Judge Kane said he analyzed the plaintiffs' positions only to the extent that he could “extract them from the morass” of the briefing filed by Hernandez.  “I have struggled to decipher plaintiffs’ legal arguments throughout this case,” Judge Kane wrote.  “Those that pertain to the attorney fee award are no exception.”  The judge sided with the defendants’ expert witness’ testimony that the hours of legal work they expended defending the case were reasonable and necessary over the plaintiffs’ argument, which was based not an expert’s testimony but an “unreliable and bewildering” 24-factor test of Hernandez’s own concoction.

Judge Kane also noted that throughout the litigation, the plaintiffs had repeatedly made extra work for the defendants, such as filing a 40-page motion for more time to respond to the defendants’ motion to dismiss.  After the defendants filed a seven-page opposition to that motion, the plaintiffs followed with a 47-page reply brief that “illustrates a system gone mad,” the judge said.

Terence Ridley of Wheeler Trigg O’Donnell LLP, who represented First American Property and Insurance Co. and argued on behalf of all fee-seeking defendants, told Law360 that he was honored to argue the motion for the numerous insurers, saying that “the language of the order is important, and the order is important.”  Hernadez told Law360 via email that Judge Kane's ruling had failed to address key issues, including whether Colorado's attorneys fee statute was preempted by federal law, and the fact that the defendants had filed more papers and other documents in the case than the plaintiffs. 

"If one were to take the time to review the actual documents on the public record (which is something I would encourage anyone truly interested in the case to do), they would likely find that the ruling failed to include the necessary treatment of at least eight extremely significant issues raised," he said. 
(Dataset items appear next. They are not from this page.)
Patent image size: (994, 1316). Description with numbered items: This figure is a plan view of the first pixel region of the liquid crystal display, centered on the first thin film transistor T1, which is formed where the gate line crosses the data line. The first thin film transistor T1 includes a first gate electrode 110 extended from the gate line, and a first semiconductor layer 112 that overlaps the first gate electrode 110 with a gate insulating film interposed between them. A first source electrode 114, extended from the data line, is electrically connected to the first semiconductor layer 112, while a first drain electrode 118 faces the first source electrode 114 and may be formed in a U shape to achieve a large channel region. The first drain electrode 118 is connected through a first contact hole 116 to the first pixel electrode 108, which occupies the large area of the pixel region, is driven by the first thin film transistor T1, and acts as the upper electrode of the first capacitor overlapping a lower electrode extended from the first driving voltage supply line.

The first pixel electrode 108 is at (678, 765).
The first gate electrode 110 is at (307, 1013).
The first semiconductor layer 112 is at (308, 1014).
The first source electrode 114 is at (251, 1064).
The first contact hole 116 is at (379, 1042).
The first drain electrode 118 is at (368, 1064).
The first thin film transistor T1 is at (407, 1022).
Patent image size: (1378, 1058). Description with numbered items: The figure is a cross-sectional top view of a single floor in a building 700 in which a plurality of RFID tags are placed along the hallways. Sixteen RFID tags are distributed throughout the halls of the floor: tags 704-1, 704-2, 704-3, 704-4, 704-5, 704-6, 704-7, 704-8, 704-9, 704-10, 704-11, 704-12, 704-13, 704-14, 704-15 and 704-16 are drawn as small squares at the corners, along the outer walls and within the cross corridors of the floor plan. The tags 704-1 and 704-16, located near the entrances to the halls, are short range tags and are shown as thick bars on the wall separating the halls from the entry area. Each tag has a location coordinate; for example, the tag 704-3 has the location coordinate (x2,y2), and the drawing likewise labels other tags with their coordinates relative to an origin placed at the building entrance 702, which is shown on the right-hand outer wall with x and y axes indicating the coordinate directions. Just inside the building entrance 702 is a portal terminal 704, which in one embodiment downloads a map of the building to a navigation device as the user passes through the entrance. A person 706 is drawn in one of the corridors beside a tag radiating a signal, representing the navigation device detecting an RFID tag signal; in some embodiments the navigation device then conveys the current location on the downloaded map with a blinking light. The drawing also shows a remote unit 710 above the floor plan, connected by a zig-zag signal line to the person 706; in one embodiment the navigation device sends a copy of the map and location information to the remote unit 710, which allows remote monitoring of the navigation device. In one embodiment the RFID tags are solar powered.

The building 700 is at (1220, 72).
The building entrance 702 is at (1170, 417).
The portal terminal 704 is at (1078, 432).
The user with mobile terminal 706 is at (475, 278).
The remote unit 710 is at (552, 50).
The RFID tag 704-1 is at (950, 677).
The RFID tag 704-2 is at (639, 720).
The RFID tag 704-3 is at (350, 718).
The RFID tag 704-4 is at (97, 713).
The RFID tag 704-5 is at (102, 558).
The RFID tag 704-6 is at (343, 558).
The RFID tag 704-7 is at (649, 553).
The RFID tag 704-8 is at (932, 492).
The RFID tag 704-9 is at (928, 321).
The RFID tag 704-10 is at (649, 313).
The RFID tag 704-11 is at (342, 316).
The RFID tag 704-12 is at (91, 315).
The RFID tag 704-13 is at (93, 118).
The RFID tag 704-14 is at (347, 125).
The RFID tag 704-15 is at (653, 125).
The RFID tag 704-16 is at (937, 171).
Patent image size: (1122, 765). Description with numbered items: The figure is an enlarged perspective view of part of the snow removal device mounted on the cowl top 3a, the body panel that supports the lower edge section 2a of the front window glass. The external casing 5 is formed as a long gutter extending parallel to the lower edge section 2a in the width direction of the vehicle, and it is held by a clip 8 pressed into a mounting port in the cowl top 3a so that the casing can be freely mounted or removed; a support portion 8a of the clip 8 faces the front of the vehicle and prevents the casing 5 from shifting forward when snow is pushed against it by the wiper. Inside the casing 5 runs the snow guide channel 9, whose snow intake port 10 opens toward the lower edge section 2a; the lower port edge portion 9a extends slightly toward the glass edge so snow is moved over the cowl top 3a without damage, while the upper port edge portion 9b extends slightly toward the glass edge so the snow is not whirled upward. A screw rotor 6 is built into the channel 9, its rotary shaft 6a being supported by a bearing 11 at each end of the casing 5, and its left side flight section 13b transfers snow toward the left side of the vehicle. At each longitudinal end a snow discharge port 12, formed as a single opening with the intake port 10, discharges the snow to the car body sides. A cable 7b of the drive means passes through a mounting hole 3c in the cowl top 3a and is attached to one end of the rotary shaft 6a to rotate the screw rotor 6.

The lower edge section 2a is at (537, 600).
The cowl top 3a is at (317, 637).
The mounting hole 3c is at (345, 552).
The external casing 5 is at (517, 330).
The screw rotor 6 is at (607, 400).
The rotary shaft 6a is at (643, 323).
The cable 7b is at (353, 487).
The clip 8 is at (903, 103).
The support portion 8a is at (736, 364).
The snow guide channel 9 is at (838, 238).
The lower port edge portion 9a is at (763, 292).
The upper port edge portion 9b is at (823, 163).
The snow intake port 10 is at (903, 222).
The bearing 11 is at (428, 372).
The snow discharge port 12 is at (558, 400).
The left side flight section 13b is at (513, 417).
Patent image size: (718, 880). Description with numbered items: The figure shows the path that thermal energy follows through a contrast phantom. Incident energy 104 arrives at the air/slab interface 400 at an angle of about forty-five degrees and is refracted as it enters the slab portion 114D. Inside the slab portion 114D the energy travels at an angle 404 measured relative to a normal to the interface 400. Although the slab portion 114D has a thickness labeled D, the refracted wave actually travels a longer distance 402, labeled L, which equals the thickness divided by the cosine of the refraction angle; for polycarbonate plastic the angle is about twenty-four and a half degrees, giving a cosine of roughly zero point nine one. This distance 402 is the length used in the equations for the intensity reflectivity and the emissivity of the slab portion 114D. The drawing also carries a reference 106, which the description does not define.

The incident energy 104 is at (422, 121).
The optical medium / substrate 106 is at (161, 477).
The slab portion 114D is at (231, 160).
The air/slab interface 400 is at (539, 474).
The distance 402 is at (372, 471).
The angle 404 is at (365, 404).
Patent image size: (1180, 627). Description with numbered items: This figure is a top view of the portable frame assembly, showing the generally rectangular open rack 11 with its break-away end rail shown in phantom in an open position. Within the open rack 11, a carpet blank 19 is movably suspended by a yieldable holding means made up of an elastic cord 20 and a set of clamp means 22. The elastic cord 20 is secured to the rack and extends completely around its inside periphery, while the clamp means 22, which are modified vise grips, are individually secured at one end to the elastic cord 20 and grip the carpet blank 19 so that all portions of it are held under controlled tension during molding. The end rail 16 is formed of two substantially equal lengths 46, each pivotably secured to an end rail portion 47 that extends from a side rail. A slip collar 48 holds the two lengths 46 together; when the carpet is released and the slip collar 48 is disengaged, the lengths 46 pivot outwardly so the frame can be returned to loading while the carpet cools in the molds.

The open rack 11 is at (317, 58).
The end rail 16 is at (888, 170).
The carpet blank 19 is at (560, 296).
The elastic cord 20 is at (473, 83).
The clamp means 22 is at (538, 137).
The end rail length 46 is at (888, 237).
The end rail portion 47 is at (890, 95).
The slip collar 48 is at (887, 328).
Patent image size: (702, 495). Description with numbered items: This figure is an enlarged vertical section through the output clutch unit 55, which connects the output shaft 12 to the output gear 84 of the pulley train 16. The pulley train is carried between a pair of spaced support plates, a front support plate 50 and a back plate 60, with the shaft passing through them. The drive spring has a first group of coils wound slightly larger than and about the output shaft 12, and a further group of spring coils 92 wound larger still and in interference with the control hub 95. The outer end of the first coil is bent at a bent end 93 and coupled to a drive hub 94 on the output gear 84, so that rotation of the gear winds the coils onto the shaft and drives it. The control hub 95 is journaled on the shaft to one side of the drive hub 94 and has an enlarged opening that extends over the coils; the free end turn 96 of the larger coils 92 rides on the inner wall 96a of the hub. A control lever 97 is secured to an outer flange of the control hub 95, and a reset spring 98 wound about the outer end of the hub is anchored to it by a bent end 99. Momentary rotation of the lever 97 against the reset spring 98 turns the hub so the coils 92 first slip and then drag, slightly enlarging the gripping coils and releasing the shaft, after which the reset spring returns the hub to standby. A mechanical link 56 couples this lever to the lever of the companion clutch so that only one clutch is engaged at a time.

Named plaintiff Dale Snyder and 17 others filed suit in June 2014, and in a 260-page amended complaint asserted 23 claims against 113 defendants, alleging a broad, multi-decade conspiracy to deny homeowners coverage of damages from floods and fires.  In January 2016, Judge Kane dismissed the suit due to the plaintiffs' failure to include a “short and plain statement of the claim showing that the pleader is entitled to relief” in the complaint.  The Tenth Circuit affirmed that ruling in May 2017 and ordered appellate attorneys' fees to be awarded to the defendants.

The case is Dale Snyder et al. v. ACORD Corporation et al., case number 1:14-cv-01736, in the U.S. District Court for the District of Colorado.